残り時間が少なくなってレポート作成が難しいようなら、片手間ですが作成してしまいましょう。その際見直しはきちんとしましょう。

※実技試験問題 注意事項内

パージ終了の確認を受けた後、成形した成形品の1つを抜き取り、寸法測定を行い、試験当日配布される実技試験解答用紙に測定値を記入し、提出すること。とありました。

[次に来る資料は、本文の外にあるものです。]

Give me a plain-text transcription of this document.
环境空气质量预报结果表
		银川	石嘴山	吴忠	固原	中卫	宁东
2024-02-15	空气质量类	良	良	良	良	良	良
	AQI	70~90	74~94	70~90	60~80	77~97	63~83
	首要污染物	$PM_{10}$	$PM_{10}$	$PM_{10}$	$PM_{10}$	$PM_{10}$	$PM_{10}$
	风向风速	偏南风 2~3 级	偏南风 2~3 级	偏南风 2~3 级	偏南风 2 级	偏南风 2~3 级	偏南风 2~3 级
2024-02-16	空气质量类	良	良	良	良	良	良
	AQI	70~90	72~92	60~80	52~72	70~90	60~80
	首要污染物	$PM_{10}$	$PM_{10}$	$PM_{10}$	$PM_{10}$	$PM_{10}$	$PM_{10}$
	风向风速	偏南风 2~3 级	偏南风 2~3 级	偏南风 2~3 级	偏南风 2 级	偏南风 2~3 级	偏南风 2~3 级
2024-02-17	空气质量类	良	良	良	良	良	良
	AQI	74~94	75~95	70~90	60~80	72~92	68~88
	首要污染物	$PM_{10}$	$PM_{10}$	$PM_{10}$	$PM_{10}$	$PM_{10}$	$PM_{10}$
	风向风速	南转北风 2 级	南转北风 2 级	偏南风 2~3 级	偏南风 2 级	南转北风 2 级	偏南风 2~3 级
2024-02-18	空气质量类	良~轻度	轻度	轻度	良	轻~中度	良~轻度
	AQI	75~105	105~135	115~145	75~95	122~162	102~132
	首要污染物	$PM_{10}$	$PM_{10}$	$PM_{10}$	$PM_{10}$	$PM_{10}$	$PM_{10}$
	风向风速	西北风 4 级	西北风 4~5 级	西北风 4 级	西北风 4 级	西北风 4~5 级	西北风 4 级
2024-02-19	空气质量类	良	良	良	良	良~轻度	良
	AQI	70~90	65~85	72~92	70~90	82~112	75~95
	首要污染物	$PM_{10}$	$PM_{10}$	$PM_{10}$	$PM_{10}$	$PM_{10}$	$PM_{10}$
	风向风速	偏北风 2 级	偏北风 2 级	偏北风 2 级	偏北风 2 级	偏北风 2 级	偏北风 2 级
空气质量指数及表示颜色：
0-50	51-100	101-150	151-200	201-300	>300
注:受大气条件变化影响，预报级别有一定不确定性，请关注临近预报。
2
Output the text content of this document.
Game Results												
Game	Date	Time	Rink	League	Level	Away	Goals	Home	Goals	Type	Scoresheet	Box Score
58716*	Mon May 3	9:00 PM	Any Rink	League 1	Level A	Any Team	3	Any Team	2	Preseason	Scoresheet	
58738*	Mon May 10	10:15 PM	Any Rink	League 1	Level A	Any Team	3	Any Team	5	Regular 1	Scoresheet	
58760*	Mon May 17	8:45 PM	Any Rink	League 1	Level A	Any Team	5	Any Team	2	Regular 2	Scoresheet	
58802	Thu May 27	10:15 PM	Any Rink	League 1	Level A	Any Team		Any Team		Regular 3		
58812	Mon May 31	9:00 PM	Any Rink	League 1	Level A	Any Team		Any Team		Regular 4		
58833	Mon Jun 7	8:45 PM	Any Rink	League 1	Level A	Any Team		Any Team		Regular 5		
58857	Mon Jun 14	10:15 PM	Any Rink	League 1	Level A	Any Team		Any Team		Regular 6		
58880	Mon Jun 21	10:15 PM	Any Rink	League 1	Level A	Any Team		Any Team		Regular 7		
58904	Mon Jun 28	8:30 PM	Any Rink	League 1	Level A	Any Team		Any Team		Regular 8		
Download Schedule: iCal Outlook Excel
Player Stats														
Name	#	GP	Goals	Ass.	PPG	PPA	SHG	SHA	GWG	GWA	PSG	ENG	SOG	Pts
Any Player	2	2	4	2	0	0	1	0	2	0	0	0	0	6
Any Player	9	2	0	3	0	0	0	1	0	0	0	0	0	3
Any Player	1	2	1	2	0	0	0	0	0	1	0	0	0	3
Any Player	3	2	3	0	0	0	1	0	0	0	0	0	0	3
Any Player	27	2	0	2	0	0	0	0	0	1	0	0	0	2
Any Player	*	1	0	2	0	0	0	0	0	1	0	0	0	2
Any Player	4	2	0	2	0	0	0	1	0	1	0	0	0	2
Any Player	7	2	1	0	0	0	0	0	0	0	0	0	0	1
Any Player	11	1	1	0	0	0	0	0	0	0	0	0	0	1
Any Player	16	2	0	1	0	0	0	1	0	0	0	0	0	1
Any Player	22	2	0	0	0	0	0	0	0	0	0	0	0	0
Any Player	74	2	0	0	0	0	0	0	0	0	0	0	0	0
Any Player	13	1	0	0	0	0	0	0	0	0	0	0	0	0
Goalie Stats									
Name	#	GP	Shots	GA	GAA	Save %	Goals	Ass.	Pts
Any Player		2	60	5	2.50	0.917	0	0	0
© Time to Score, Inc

受験される地域によって、許容されるかどうかわかりません。当日試験官に聞いてみてください。

技能検定参考書のご紹介

技能検定 プラスチック成形 射出成形作業 参考書のご紹介はこちらから

【注意】技能検定過去問題集・解説書は、数年毎に改訂されます。本記事の執筆は平成31年3月現在の最新情報になります。ご注意ください。…

コメント

  1. 田邉 英治 より:

    プラ太郎様
    初めまして、射出技能検定試験に向け参考にさせていただいております。
    この度、初めての射出技能検定にて1級を受験いたします。
    (試験日;令和元年7月4日)
    私の周りには2級技能士はおりますが、1球技能士がいないため日々、自問自答しております。
    PCの成形にて非常に悩んでいる点があり、プラ太郎様の意見を伺えたら幸いです。
    プラ太郎様は糸引き対策のためにノズルバック(スプルーブレイク)を使用しての成形と記述されておりますが、他のサイト(プラ通)でもコールドスラグウェルの混入防止&糸引き対策でノズルバックを使用されておりました。成形サイクルを長くなったとしても1級合格の為にはPC材成形時はノズルバックを使用した方が良いでしょうか?
    また、PSとPC成形時では型締力は変更した方が良いのでしょうか。(例PS;40t PC;60t)
    もしくはPSもPCも50tで統一し型温の昇温後に型締の再セットのみで良いか。
    以上、よろしくお願いいたします。

    【マイプロフィール】コネクターメーカー勤務で金型制作と成形立上げ業務に19年間たずさわっております。
    それ以前は13年間、金型パーツ製作にてSG(平面研削盤)、W-EDM作業を行なっておりました。平面研削盤技能検定2級は取得しております。

    • plataro より:

      ご質問ありがとうございます。
      ノズルバックは非常に有効です。基本的に製品のゲート部加工は無しとされていますので、糸引きはない方が良いです。また糸引きが次ショット製品にインサートして不良品になることもございます。サックバックやノズル先端の温度を低くする等条件変更が効果なしでしたらノズルバックを使ってみましょう。
      糸引きしているからといって製品1個にカウントできますので、時間の許す限り良品取りを進めて時間内に作業完了を最重要として下さい。
      PC作成後からPEパージ、PEサンプル取り、金型外し、レポート、清掃となかなかのボリュームですので、時間配分は気を付けてください。
      PS、PCの型締め力は統一で良いと思います。
      ただし、PCにした時、金型温度がUPし金型が型締め完了しないことがありますので、その際は高圧復帰位置を再設定しましょう。
      試験頑張ってください。応援しています。

      • 田邉 英治 より:

        的確なアドバイスを有難うございます。一発合格を目指しておりますが・・・心配です。
        試験までの2週間、イメージトレーニングを徹底して時間配分に気をつけたいと思います。
        もう一点、質問をお願いいたします。
        検定課題に5段階のショートサンプルを製作とありますが、VP切換位置の変更のみサンプルで良いのでしょうか。
        例;計量60mmに対しVP位置を50mm→40mm→30mm→20mm→10mm
        若しくはVP位置35mm→30mm→25mm→20mm→15mm
        どの程度の差異のある5段階ショートサンプルを作成すれば良いのか分からず悩んでおります。以上、よろしくお願いいたします。

        • plataro より:

          検定課題の5段階ショートサンプルに関しては、栃木、群馬では当時ありませんでしたので把握できません。内容的にはオーバーパックの予防です。5段階の程度は「徐々に製品を充填させていく程度」の意味でしょう。計量値を変更しながら充填量を増やしていく方法で間違いないです。1ショット目ではここまで充填させなさい。2ショット目はここまで充填させなさい。・・・などのきちっとした程度ではないことは確かですので、悩みすぎないで下さい。
          検討を祈っております。

  2. 田邉 英治 より:

    度々のアドバイスを有難うございます。
    ショートサンプル5ショット、課題では充填量を徐々に増やしたショートサンプルを5ショットとなっておりましたので、プラ太郎様のご指摘の通りあまり悩まず試験に挑みたいと思います。